Il est exact que nous aussi, en suivant l’exemple de René Guénon, avons laissé le christianisme pour adhérer à l’islam.
Cependant, pour citer René Guénon une
fois encore, nous dirons que « quiconque a conscience de l’unité des
Traditions, que ce soit par une compréhension simplement théorique ou à plus
forte raison par une réalisation effective est nécessairement, par là-même,
“inconvertissable” à quoi que ce soit ».
Par unité des Traditions, nous
entendons en effet l’universalité métaphysique qui transcende les
doctrines révélées nécessairement exprimées dans une forme théologique
particulière, tout en reconnaissant pleinement la nécessité et la validité
salvifiques relatives à ces mêmes orthodoxies doctrinales et rituelles. Elles seules
peuvent amener les hommes à se retourner, du point périphérique sur lequel ils
sont ontologiquement situés, vers le point central représenté par le même Dieu
Unique.
Il resterait maintenant, en
reconnaissant la validité des formes traditionnelles et au-delà de
considérations contingentes et personnelles, à identifier la raison de l’adhésion à l’islam, dans
la recherche de moyens rituels et de supports de contemplation qui puissent
amener à la connaissance divine. A la différence des autorités de l’Eglise,
nous ne disons pas que ces moyens et ces supports n’existent pas dans le
christianisme, et encore moins qu’ils n’ont jamais existé, qu’on n’en a pas
besoin, ou encore qu’il ne faut pas les rechercher, dans la mesure où l’on
méconnaît la possibilité de la deificatio ou theosis. Nous
disons seulement que nous ne les avons pas trouvés, ni avant, ni après notre
conversion.
Nous déclarons que nous sommes nés dans
une Tradition avec laquelle nous n’avons aucune intention
de rompre, comme nous en avons été tant de fois accusé, pour nous convertir à
quelque chose d’autre.
S’il y a eu un changement de forme, celui-ci est advenu
seulement dans le sens d’une « convergence », un cumvertere vers une transformation
intérieure qui, comme le dit Guénon, « implique à la fois un “rassemblement” ou
une concentration des puissances de l’être
et une sorte de “retournement” par lequel cet être
passe de la pensée humaine à la compréhension divine ».
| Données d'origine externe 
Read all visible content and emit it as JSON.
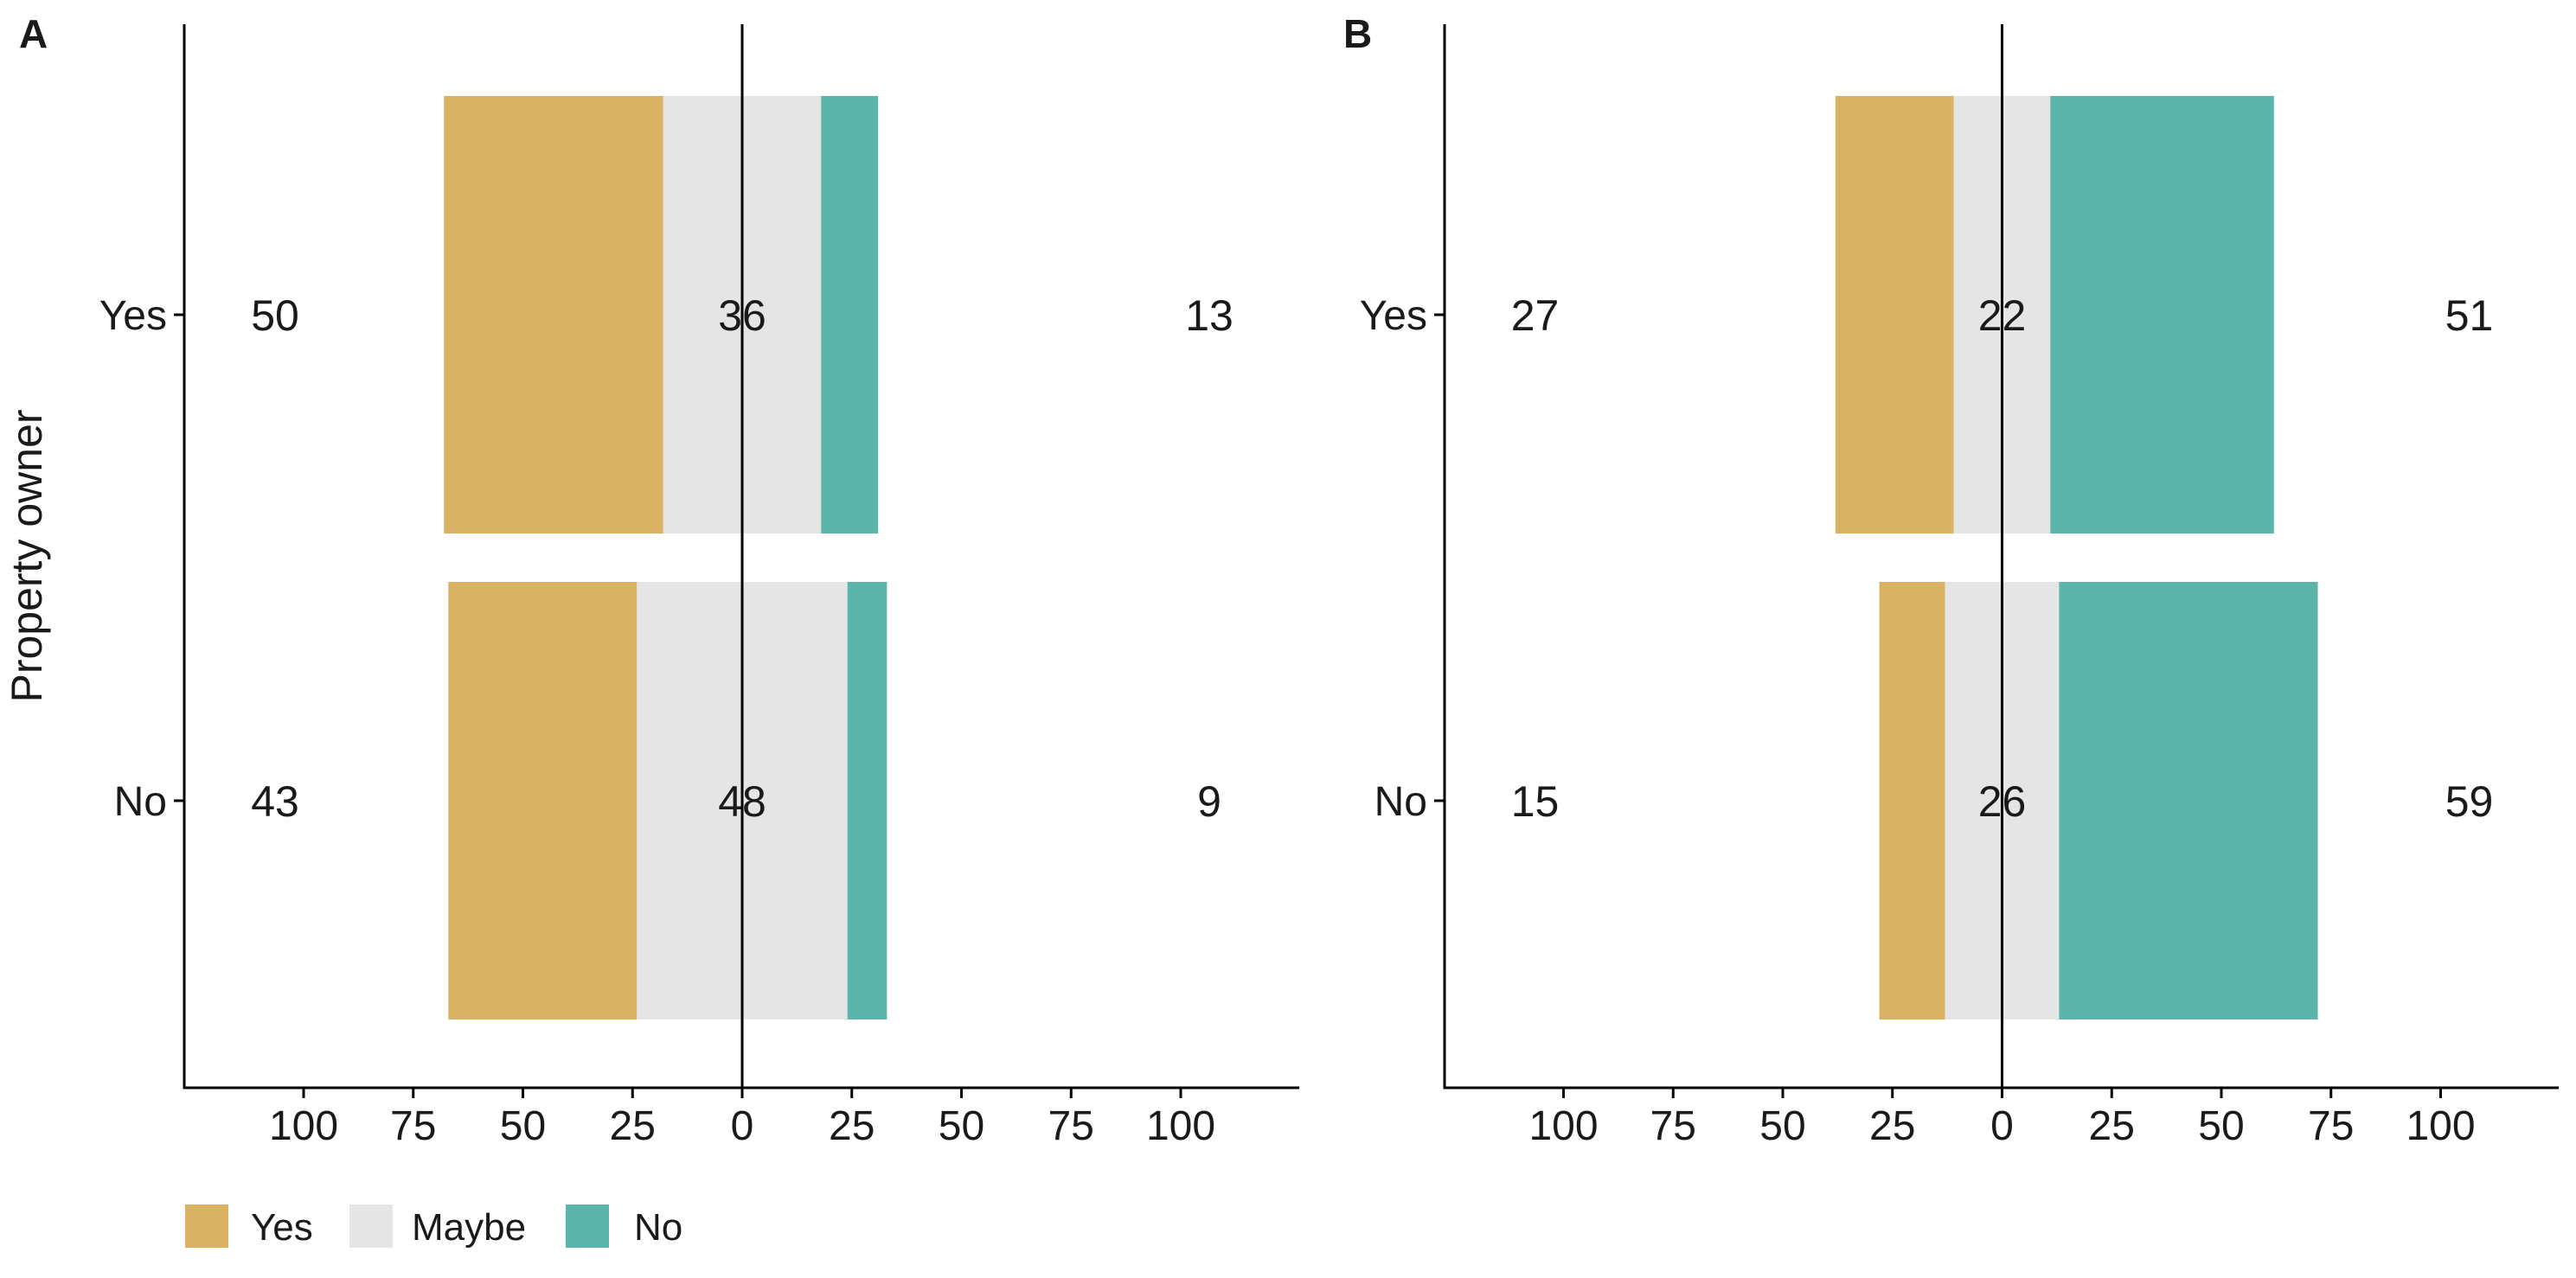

D’une part, l’islam, comme ultime
Révélation divine et seule à suivre le christianisme, se rapproche
davantage de la conception de la Tradition primordiale, ou Sophia perennis, en embrassant toutes les
Révélations qui le précèdent. D’autre part, il est la seule Révélation, avec le
christianisme, à inclure dans sa doctrine — même si c’est sous une forme nécessairement
différente — la figure que nous portons en nous depuis notre naissance, celle
de Sayyidunâ ’Isâ, notre Seigneur Jésus (sur lui la Paix).
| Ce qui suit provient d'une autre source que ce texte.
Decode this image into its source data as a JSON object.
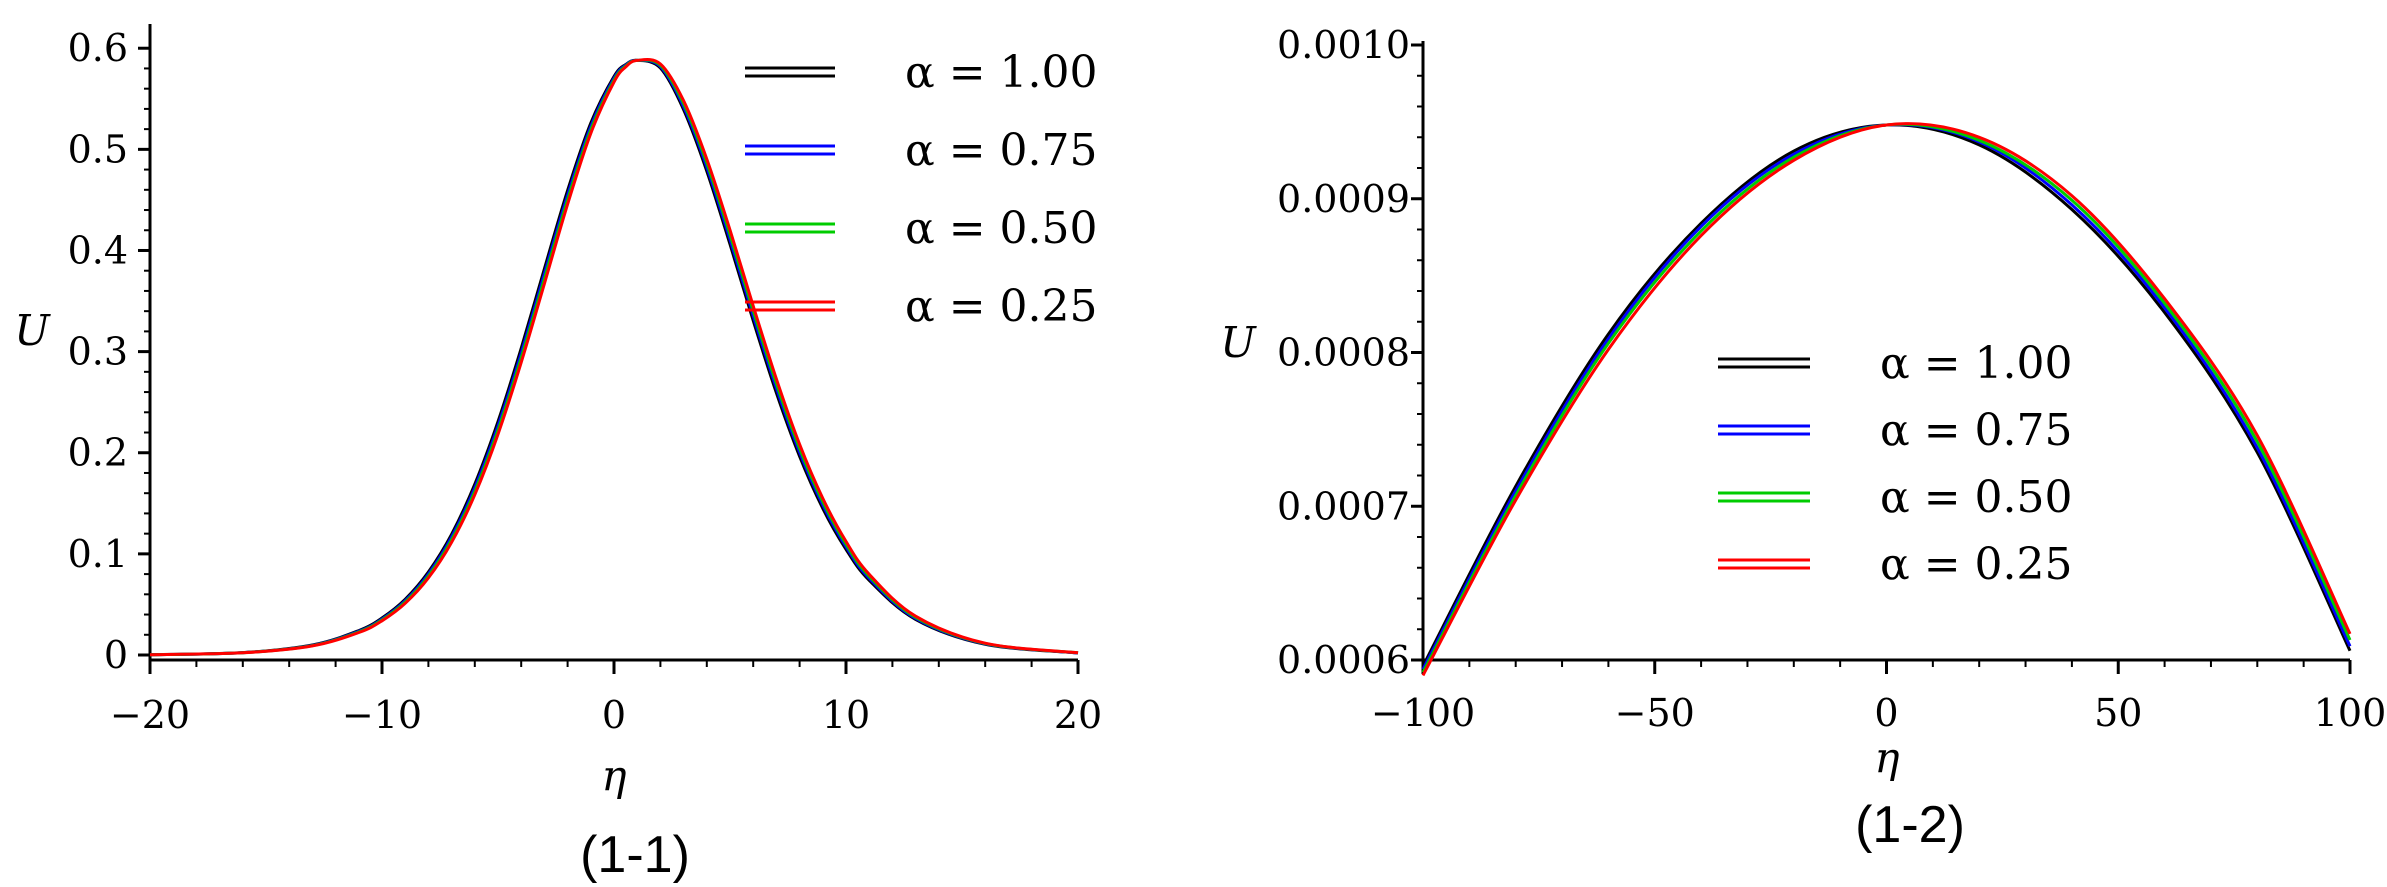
{
  "figure": {
    "captions": [
      "(1-1)",
      "(1-2)"
    ]
  },
  "chart_data": [
    {
      "type": "line",
      "xlabel": "η",
      "ylabel": "U",
      "xlim": [
        -20,
        20
      ],
      "ylim": [
        0,
        0.62
      ],
      "xticks": [
        -20,
        -10,
        0,
        10,
        20
      ],
      "xtick_labels": [
        "−20",
        "−10",
        "0",
        "10",
        "20"
      ],
      "yticks": [
        0,
        0.1,
        0.2,
        0.3,
        0.4,
        0.5,
        0.6
      ],
      "ytick_labels": [
        "0",
        "0.1",
        "0.2",
        "0.3",
        "0.4",
        "0.5",
        "0.6"
      ],
      "legend": {
        "placement": "top-right"
      },
      "x": [
        -20,
        -16,
        -13,
        -11,
        -10,
        -9,
        -8,
        -7,
        -6,
        -5,
        -4,
        -3,
        -2,
        -1,
        0,
        0.5,
        1,
        2,
        3,
        4,
        5,
        6,
        7,
        8,
        9,
        10,
        11,
        13,
        16,
        20
      ],
      "series": [
        {
          "name": "α = 1.00",
          "color": "#000000",
          "values": [
            0.0003,
            0.0024,
            0.0099,
            0.0241,
            0.0366,
            0.0551,
            0.0821,
            0.1194,
            0.1689,
            0.2308,
            0.3033,
            0.3819,
            0.4593,
            0.526,
            0.572,
            0.5838,
            0.588,
            0.5804,
            0.5393,
            0.4785,
            0.4062,
            0.3307,
            0.2592,
            0.1965,
            0.145,
            0.1045,
            0.0739,
            0.0352,
            0.0106,
            0.002
          ]
        },
        {
          "name": "α = 0.75",
          "color": "#0000ff",
          "values": [
            0.0003,
            0.0023,
            0.0096,
            0.0234,
            0.0356,
            0.0537,
            0.0801,
            0.1167,
            0.1654,
            0.2266,
            0.2986,
            0.377,
            0.4548,
            0.5227,
            0.5703,
            0.5831,
            0.588,
            0.5818,
            0.5422,
            0.4825,
            0.4109,
            0.3355,
            0.2638,
            0.2004,
            0.1483,
            0.1071,
            0.0758,
            0.0362,
            0.011,
            0.0021
          ]
        },
        {
          "name": "α = 0.50",
          "color": "#00cc00",
          "values": [
            0.0003,
            0.0023,
            0.0093,
            0.0228,
            0.0347,
            0.0524,
            0.0781,
            0.114,
            0.1619,
            0.2224,
            0.2939,
            0.3721,
            0.4503,
            0.5193,
            0.5685,
            0.5823,
            0.588,
            0.5831,
            0.5452,
            0.4865,
            0.4156,
            0.3404,
            0.2683,
            0.2043,
            0.1516,
            0.1097,
            0.0778,
            0.0373,
            0.0114,
            0.0022
          ]
        },
        {
          "name": "α = 0.25",
          "color": "#ff0000",
          "values": [
            0.0003,
            0.0022,
            0.009,
            0.0222,
            0.0338,
            0.0511,
            0.0762,
            0.1114,
            0.1585,
            0.2183,
            0.2893,
            0.3672,
            0.4458,
            0.5159,
            0.5666,
            0.5814,
            0.588,
            0.5844,
            0.5481,
            0.4904,
            0.4203,
            0.3452,
            0.2729,
            0.2083,
            0.1549,
            0.1123,
            0.0798,
            0.0384,
            0.0117,
            0.0022
          ]
        }
      ]
    },
    {
      "type": "line",
      "xlabel": "η",
      "ylabel": "U",
      "xlim": [
        -100,
        100
      ],
      "ylim": [
        0.0006,
        0.001
      ],
      "xticks": [
        -100,
        -50,
        0,
        50,
        100
      ],
      "xtick_labels": [
        "−100",
        "−50",
        "0",
        "50",
        "100"
      ],
      "yticks": [
        0.0006,
        0.0007,
        0.0008,
        0.0009,
        0.001
      ],
      "ytick_labels": [
        "0.0006",
        "0.0007",
        "0.0008",
        "0.0009",
        "0.0010"
      ],
      "legend": {
        "placement": "center"
      },
      "x": [
        -100,
        -80,
        -60,
        -40,
        -20,
        0,
        20,
        40,
        60,
        80,
        100
      ],
      "series": [
        {
          "name": "α = 1.00",
          "color": "#000000",
          "values": [
            0.000596,
            0.000713,
            0.000812,
            0.000884,
            0.000931,
            0.000948,
            0.000935,
            0.000893,
            0.000826,
            0.000735,
            0.000606
          ]
        },
        {
          "name": "α = 0.75",
          "color": "#0000ff",
          "values": [
            0.000594,
            0.00071,
            0.000809,
            0.000882,
            0.000929,
            0.000948,
            0.000937,
            0.000896,
            0.000829,
            0.000738,
            0.000609
          ]
        },
        {
          "name": "α = 0.50",
          "color": "#00cc00",
          "values": [
            0.000592,
            0.000707,
            0.000806,
            0.000879,
            0.000927,
            0.000948,
            0.000938,
            0.000899,
            0.000832,
            0.000742,
            0.000613
          ]
        },
        {
          "name": "α = 0.25",
          "color": "#ff0000",
          "values": [
            0.00059,
            0.000704,
            0.000802,
            0.000876,
            0.000925,
            0.000948,
            0.00094,
            0.000902,
            0.000835,
            0.000746,
            0.000617
          ]
        }
      ]
    }
  ]
}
Qui nous garantit que le troisième millénaire,
même s’il doit être religieux, existera vraiment, alors que les doctrines
contenues dans les textes sacrés de toutes les Traditions prévoient, au contraire,
une fin des temps dont les signes sont aujourd’hui toujours plus évidents,
comme s’ils confirmaient la prophétie médiévale « mille et non plus mille » ?
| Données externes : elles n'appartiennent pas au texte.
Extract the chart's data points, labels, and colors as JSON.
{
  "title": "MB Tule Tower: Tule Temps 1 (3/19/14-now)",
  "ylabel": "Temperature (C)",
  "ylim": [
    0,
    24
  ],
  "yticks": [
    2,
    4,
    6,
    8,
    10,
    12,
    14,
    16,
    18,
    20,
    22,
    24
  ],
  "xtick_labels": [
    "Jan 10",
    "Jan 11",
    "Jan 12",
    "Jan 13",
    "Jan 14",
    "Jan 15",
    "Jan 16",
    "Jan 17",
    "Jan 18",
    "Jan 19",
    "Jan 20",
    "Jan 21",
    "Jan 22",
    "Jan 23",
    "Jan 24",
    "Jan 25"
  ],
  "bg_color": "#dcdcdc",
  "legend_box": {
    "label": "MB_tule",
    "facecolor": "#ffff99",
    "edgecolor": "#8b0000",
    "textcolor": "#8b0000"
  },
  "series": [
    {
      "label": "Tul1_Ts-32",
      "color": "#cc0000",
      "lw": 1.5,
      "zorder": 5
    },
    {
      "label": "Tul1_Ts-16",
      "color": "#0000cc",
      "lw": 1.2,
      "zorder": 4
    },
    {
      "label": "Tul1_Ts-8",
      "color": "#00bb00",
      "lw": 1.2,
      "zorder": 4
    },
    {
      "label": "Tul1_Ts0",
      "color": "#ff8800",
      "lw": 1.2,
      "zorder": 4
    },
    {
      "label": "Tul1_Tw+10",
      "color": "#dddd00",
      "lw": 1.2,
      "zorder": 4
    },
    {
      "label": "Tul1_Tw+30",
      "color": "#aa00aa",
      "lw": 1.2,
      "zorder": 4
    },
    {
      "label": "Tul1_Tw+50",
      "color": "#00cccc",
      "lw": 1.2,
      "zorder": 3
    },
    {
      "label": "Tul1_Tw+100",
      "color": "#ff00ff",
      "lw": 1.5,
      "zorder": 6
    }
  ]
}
Heureusement pour nous tous, nous
pouvons faire remonter le début du premier millénaire, non à
la date de la naissance du Christ, mais à l’an 313 après J.C.,
celui de l’Edit de Constantin, officialisation de la juridiction
chrétienne en Occident, et le faire s’achever en 1313, date du procès des Templiers
et fin de la présence officielle des organisations initiatiques et
contemplatives chrétiennes liées au catholicisme. L’Inquisition s’est dressée autrefois
contre ceux qui, à partir de l’Occident chrétien, cherchaient à combattre pour
une Terre sainte, dans une guerre qui était également sainte pour les deux
protagonistes, dans la mesure où elle était dédiée à la conquête ou à la
défense des Lieux saints, qui, ne l’oublions pas, le sont aussi pour le
judaïsme et pour l’islam. Encore plus heureusement pour nous musulmans, cette
Inquisition ne se développe dans l’islam que maintenant, comme conséquence du
fondamentalisme actuel — à l’origine d'une idéologie occidentale. Il est donc
peut-être encore possible pour nous de réaliser la véritable
signification du jihâd, cet effort vers la Terre sainte intérieure qui peut,
selon les paroles d’un saint musulman du XXe siècle, élever notre esprit au-dessus de nous-mêmes.